The Court assumes the reader’s familiarity with the proceedings to date. It is sufficient to
note that, on November 29, 2018, a jury returned a verdict in favor of Mr. Deasy, in the amount
of $23,321.38, on Mr. Deasy’s claim for unpaid overtime wages under the Fair Labor Standards
Act (“FLSA”), 29 U.S.C. § 207. The instant motions followed.
A. Liquidated damages
The FLSA provides generally that an employee who prevails on a claim for unpaid
overtime is also entitled to “an additional equal amount [of the unpaid wages] as liquidated
damages.” 29 U.S.C. § 216(b). The Act provides employers with a limited affirmative defense:
an employer who shows, by a preponderance of the evidence, that its failure to pay required
1
overtime was “in good faith and that [the employer] had reasonable grounds for believing that
[its] act or omission was not a violation” may avoid the imposition of the liquidated damages. 29
U.S.C. § 260. The defense has two components: (i) a showing of subjective good faith by the
employer – that is, that the employer had “an honest intention to ascertain and follow the dictates
of the FLSA”; and (ii) a showing that, objectively, the employer had a reasonable basis for its
belief that the employee was exempt from overtime requirements. Dept. of Labor v. City of
Sapulpa, 30 F.3d 1285, 1289 (10th Cir. 1994). Even if the employer makes both showings, the
Court retains the discretion to award the liquidated damages nonetheless. Pabst v. Oklahoma
Gas & Elec. Co., 228 F.3d 1128, 1136 (10th Cir. 2000).

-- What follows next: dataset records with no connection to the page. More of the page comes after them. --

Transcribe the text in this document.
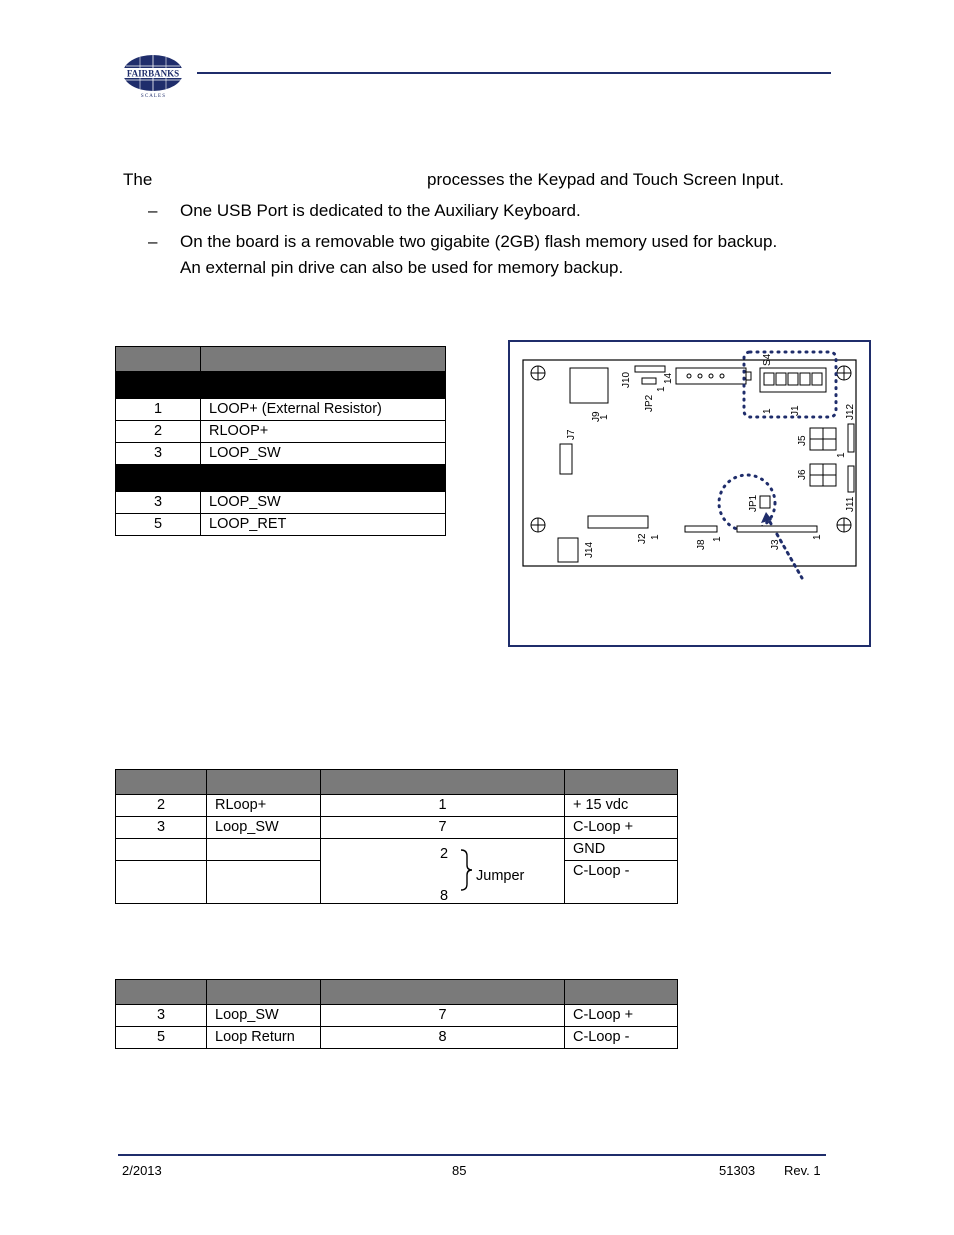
FAIRBANKS
S C A L E S
The	processes the Keypad and Touch Screen Input.
– One USB Port is dedicated to the Auxiliary Keyboard.
– On the board is a removable two gigabite (2GB) flash memory used for backup. An external pin drive can also be used for memory backup.

1	LOOP+ (External Resistor)
2	RLOOP+
3	LOOP_SW

3	LOOP_SW
5	LOOP_RET
J9
1
J10	14
JP2
1
1 J1
S4
J12
J7
J5
J6
J11
1
JP1
J2 1
J14	J8
1
J3
1

2	RLoop+	1	+ 15 vdc
3	Loop_SW	7	C-Loop +
			GND
			C-Loop -
2
8
Jumper

3	Loop_SW	7	C-Loop +
5	Loop Return	8	C-Loop -
2/2013	85	51303 Rev. 1
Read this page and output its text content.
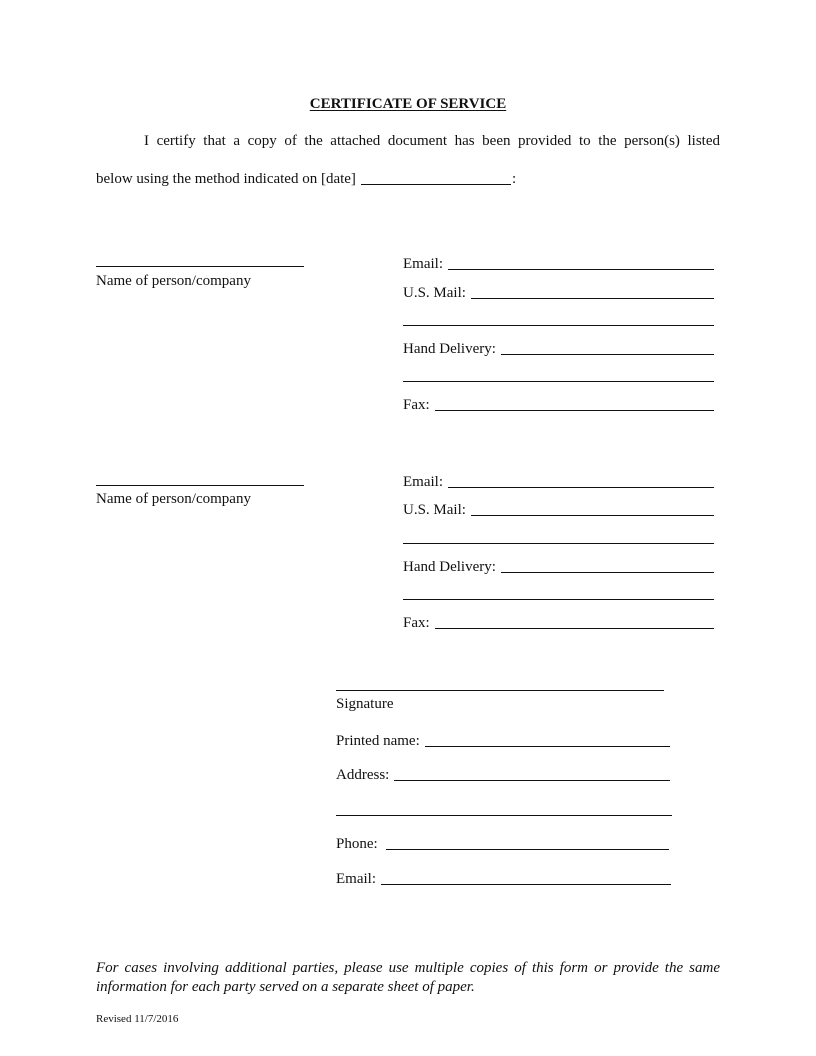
CERTIFICATE OF SERVICE
I certify that a copy of the attached document has been provided to the person(s) listed
below using the method indicated on [date]	:
Name of person/company
Email:
U.S. Mail:
Hand Delivery:
Fax:
Name of person/company
Email:
U.S. Mail:
Hand Delivery:
Fax:
Signature
Printed name:
Address:
Phone:
Email:
For cases involving additional parties, please use multiple copies of this form or provide the same information for each party served on a separate sheet of paper.
Revised 11/7/2016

Assuming, for purposes of this ruling, that Optimal subjectively attempted in good faith
to comply with the FLSA, the Court nevertheless finds insufficient evidence that its belief that
Mr. Deasy was exempt from the FLSA’s requirements was objectively reasonable. Optimal does
not contend that it engaged in the types of conduct that have typically been found sufficient to
establish the defense in other cases – e.g. that it discussed the issue with counsel, sought a formal
opinion letter from any state or federal Department of Labor, or otherwise specifically consulted
with experts in the field. See e.g. Pabst, 228 F.3d at 1136-37; Sanders v. Elephant Butte Irr.
Dist., 112 F.3d 468, 471 (10th Cir. 1997); Doty v. Elias, 733 F.2d 720, 726 (10th Cir. 1984).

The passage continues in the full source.